Aida Franco de Lima – OPINIÃO
O noticiário nacional emplaca a informação de que Padre Júlio Lancellotti seria alvo de uma CPI (Comissão Parlamentar de Inquérito) na Câmara dos Vereadores de São Paulo. Na lista de assinaturas que pediam tal procedimento estava inclusive o nome do vereador de São Paulo Thammy Miranda (PL), que retirou a assinatura justificando não saber que a investigação envolveria o padre.
Para quem não sabe, Thammy é homem trans e foi defendido por Padre Júlio quando estrelou uma campanha da Natura, pelo Dia dos Pais, e sofreu ataques transfóbicos. O padre saiu em sua defesa.
Dessa situação toda, concluímos que aqueles que retiraram a assinatura alegando desconhecer que se tratava de algo para investigar Padre Júlio comprovam que podem também não ler inúmeros outros projetos que assinam. De outro modo, os que mantiveram as assinaturas são hipócritas mesmo.
Padre Júlio incomoda muita gente que não admite que a humanidade precisa chegar a todos, inclusive aos usuários de drogas pobres. Afinal, usuário de droga rico, parece trecho da música Caviar, interpretada por Zeca Pagodinho: “Nunca vi, só ouço falar.”
Padre Júlio faz trabalhos comunitários desde muito antes de existir internet. No final dos anos 1990, quando não havia conhecimento suficiente sobre os modos de transmissão e controle do HIV, foi Padre Júlio quem estendeu os braços para crianças órfãs infectadas.
O mesmo padre trouxe a público o modo como é praticado o conceito da aporofobia, que é uma espécie de aversão e rejeição a pobres.
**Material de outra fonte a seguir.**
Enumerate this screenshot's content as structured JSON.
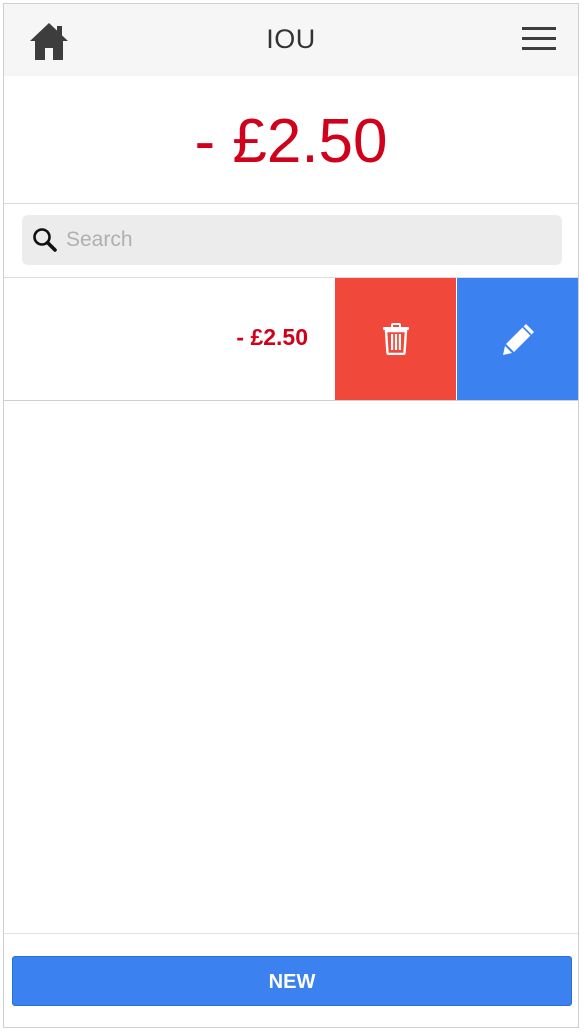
{
  "header": {
    "title": "IOU",
    "home_icon": "home-icon",
    "menu_icon": "hamburger-menu-icon"
  },
  "balance": {
    "text": "- £2.50",
    "color": "#d0021b"
  },
  "search": {
    "placeholder": "Search",
    "value": "",
    "icon": "search-icon"
  },
  "list": {
    "items": [
      {
        "amount": "- £2.50",
        "delete_icon": "trash-icon",
        "edit_icon": "pencil-icon"
      }
    ]
  },
  "footer": {
    "new_label": "NEW"
  },
  "colors": {
    "negative": "#d0021b",
    "delete": "#f0483b",
    "accent": "#3b82f0",
    "header_bg": "#f6f6f6"
  }
}
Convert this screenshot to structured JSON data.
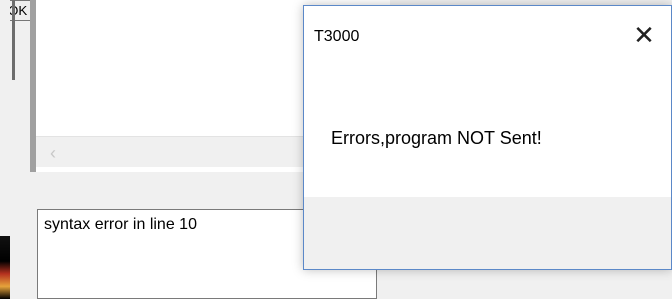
{
  "dialog": {
    "title": "T3000",
    "message": "Errors,program NOT Sent!",
    "ok_label": "OK",
    "close_icon": "close-icon"
  },
  "editor": {
    "scroll_left_icon": "chevron-left-icon"
  },
  "output": {
    "text": "syntax error in line 10"
  }
}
Um ato muitas vezes imperceptível para a parcela da sociedade que não precisa dormir em espaços públicos com objetos pontiagudos, por exemplo.
Sua atuação nas periferias de São Paulo, levando comida para usuários de drogas, joga luzes sobre uma parcela da sociedade cuja presença incomoda a ponto de ser repelida pela polícia, mas não sensibiliza o suficiente para ser resgatada por políticas públicas.
Recentemente, o padre foi novamente alvo de acusações que tentam macular seu trabalho, justamente por parte daqueles que se dizem de “Deus, pátria e família”. Que família é essa que prega que membros de outras famílias já destruídas pelas drogas sejam massacrados e morram de fome diante de nossos olhos?
Em qual parte da Bíblia, com a qual muitos dos que desferem ataques gostam de desfilar sob os braços, está escrito que o bom samaritano só é bom se levar água ao rei? Em qual página diz para apedrejar quem olha para o leproso, à prostituta e até mesmo ao ladrão na cruz?
As acusações contra Padre Júlio são as mais sórdidas possíveis e feitas não com o intuito de senso de justiça, mas sim em busca do linchamento moral para impedir que suas ações práticas continuem. Em tempos de inteligência artificial, a cada dia temos mais motivos para desconfiar não dos acusados, e sim dos interesses de quem se apresenta como Sherlock Homes contemporâneo.
As ações humanitárias incomodam também os gestores públicos, omissos diante dos problemas sociais. Jogar luzes sobre uma multidão que é condicionada a viver à margem da sociedade expõe a fragilidade das políticas públicas. E muitas vezes mostra também a falta de tato dos gestores, que mesmo com estrutura e verbas fazem muito menos, proporcionalmente, que voluntários e ONGs (organizações não governamentais).
Acusações, notícias falsas, relatórios, dossiês. Quem tem tempo para ocupar-se com esses mecanismos não está em nada preocupado com violência social ou desigualdade. Aproveita-se do brilho do outro para tentar sair da escuridão.
Tentar imobilizar Padre Júlio Lancellotti com uma investigação oportunista e sem materialidade significaria prostrar uma das mais importantes mãos estendidas às pessoas que são invisibilizadas pela sociedade, doação humana em prol dos vulneráveis que inclusive incentiva trabalhos sociais por todo o país. O movimento que levantou a voz em defesa dessa missão demonstrou que o obscurantismo não terá êxito.